A dreamy Test opener, Murali Vijay mastered an art alien to his innate human qualities and should be celebrated more, writes Rohit Sankar.

So, there’s this story on Murali Vijay. As a 16 or 17 year-old, he went to Delhi to play a match in freezing weather and caught a friend drinking Old Monk rum to keep the cold away. A second friend caught Vijay taking a sip and called him a ‘Monk’. The nickname stuck after the typical ‘but my friend also did’ excuse fell flat.

There was a reason the moniker attached itself so firmly; Vijay’s calmness at the crease and selfless self-denial evoked a man of the cloth. The tranquillity of his gaze at the greener tops on overseas soil gave many an Indian fans much-needed assurance; substituting the flashing blade for unglamorous left opposition bowlers frustrated.

Vijay wrote a script that often downplayed his own role, on several occasions just missing out on a landmark in a landmark game. His 95 at Lord’s in 2014 helped India to a famous win, but was overshadowed by Ajinkya Rahane’s first innings century and Ravindra Jadeja’s swashbuckling fifty. His 99 at Adelaide that same year, accompanying Virat Kohli in a valiant, doomed chase is another that would have gone done in the annals, if only it had reached three figures.

On that famed England tour in 2014, amidst Virat Kohli getting sucked into playing outside his off-stump, Vijay faced more than 1,000 balls, the only batsman to do so. But that’s not the most telling stat. Of the 996 balls he played off the quicks, Vijay left 403 alone, or more than 40 per cent.

For an opener in Test cricket, leaving the ball is a quintessential skill. No other sport puts more emphasis on an action that involves moving away from the primary object. Yet, cricket, as weird a game as it is, demands one set of batters to excel at doing essentially nothing. And Vijay mastered this art.

It’s natural for a good opener to be good at leaving. But Vijay was a rebel. He failed his 12th standard board exams after going through a bunch of schools, left his home after school to discover himself and never went to college. Benches in abandoned parks became his abode, and by his own admission, he felt an anger inside him.

For someone who thrived on fighting norms and clichés, Vijay’s remarkably composed avatar on a cricket field is surprising. His IPL exploits – one that deserves a book by itself for the sheer arrogance of his batting in knockout games – aside, Vijay’s persona on a cricket field was often an antithesis of the actual person he was.

It worked too. In the overseas cycle in 2014-15, where India toured all of Australia, England, New Zealand and South Africa, Vijay returned with the most deliveries faced and the second-most runs scored (after Kohli) by an Indian player.

The icing on the cake was the 1,000 balls faced in a series in England, no walk in the park for an opener, never mind the era or bowlers. Only seven other openers – ranging from the elegant Sunil Gavaskar to the unorthodox Graeme Smith and the genius Bill Ponsford – have done it in Test cricket history, each legends in their own right.

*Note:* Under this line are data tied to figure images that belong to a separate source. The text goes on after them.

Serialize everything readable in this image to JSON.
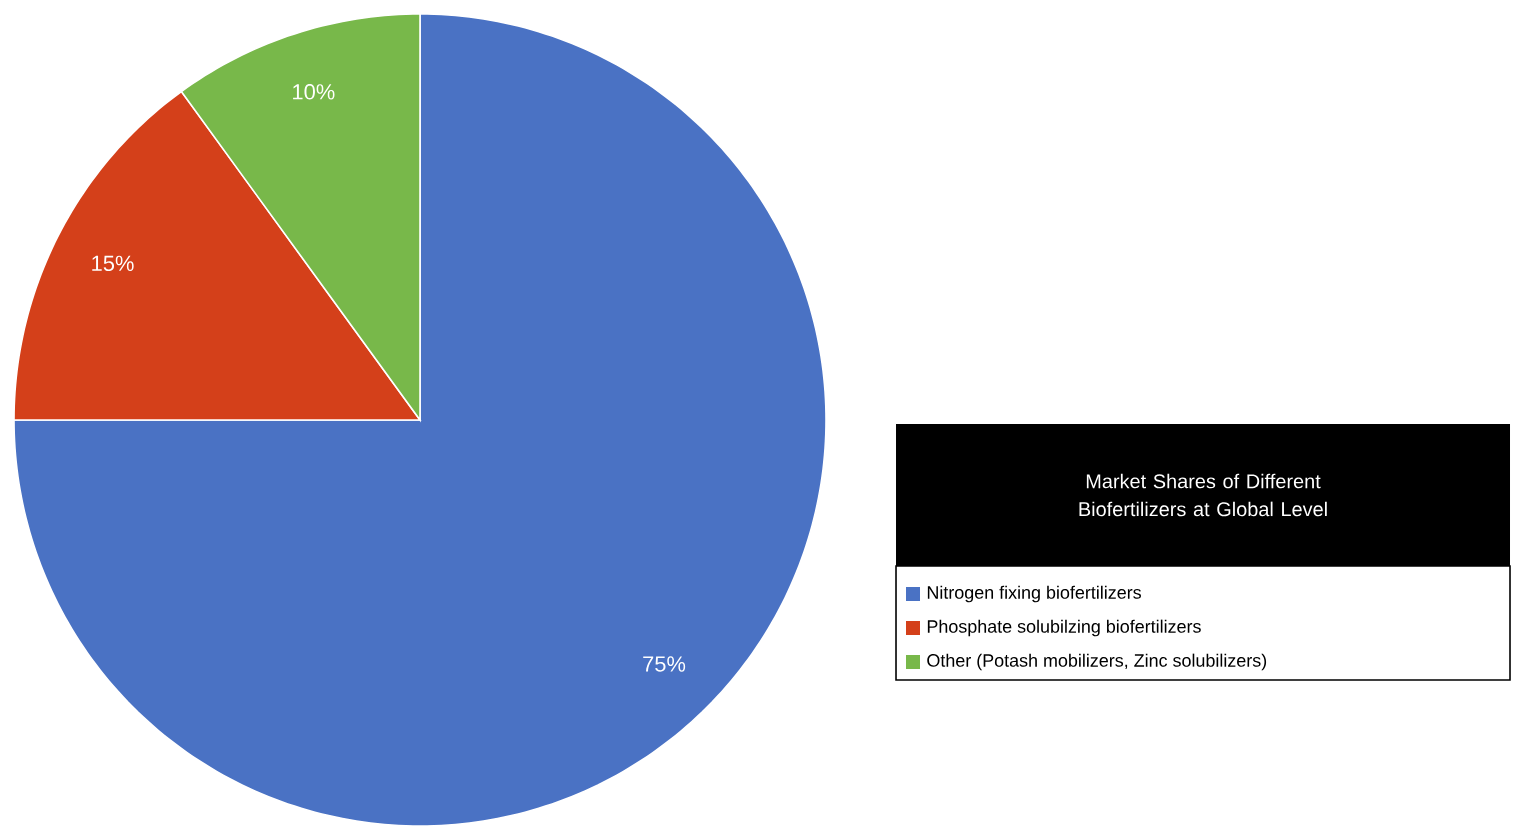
{
  "chart_data": {
    "type": "pie",
    "legend_title": "Market Shares of Different Biofertilizers at Global Level",
    "categories": [
      "Nitrogen fixing biofertilizers",
      "Phosphate solubilzing biofertilizers",
      "Other (Potash mobilizers, Zinc solubilizers)"
    ],
    "values": [
      75,
      15,
      10
    ],
    "colors": [
      "#4a72c4",
      "#d4401a",
      "#78b84a"
    ],
    "value_labels": [
      "75%",
      "15%",
      "10%"
    ],
    "legend": "right"
  }
}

Vijay’s name in there almost feels like an aberration. His Test average of 38.28 is outside the top-10 for India’s openers with the best batting averages in Test cricket (min. 10 innings). 13 others have scored more hundreds for India in Test cricket. In his twilight years, Vijay looked all at sea. Yet for a time, his presence felt like a safety net to India’s famed middle order. When he left, dropped after the Australia tour in 2018 for which he had earned a comeback, there was no fanfare, no fuss and certainly no sensationalism on social media.

Raw stats do not do justice to Vijay and his skill. The essence of his batting opulence – the art of leaving a cricket ball – would not feature in match highlights or make for viral reels. But, as India prepare for a tough summer of cricket in England, unfolding with the World Test Championship final, a video series on Vijay leaving the ball could make for good white noise as the Indian batters look to kick back after a tiring day in the nets.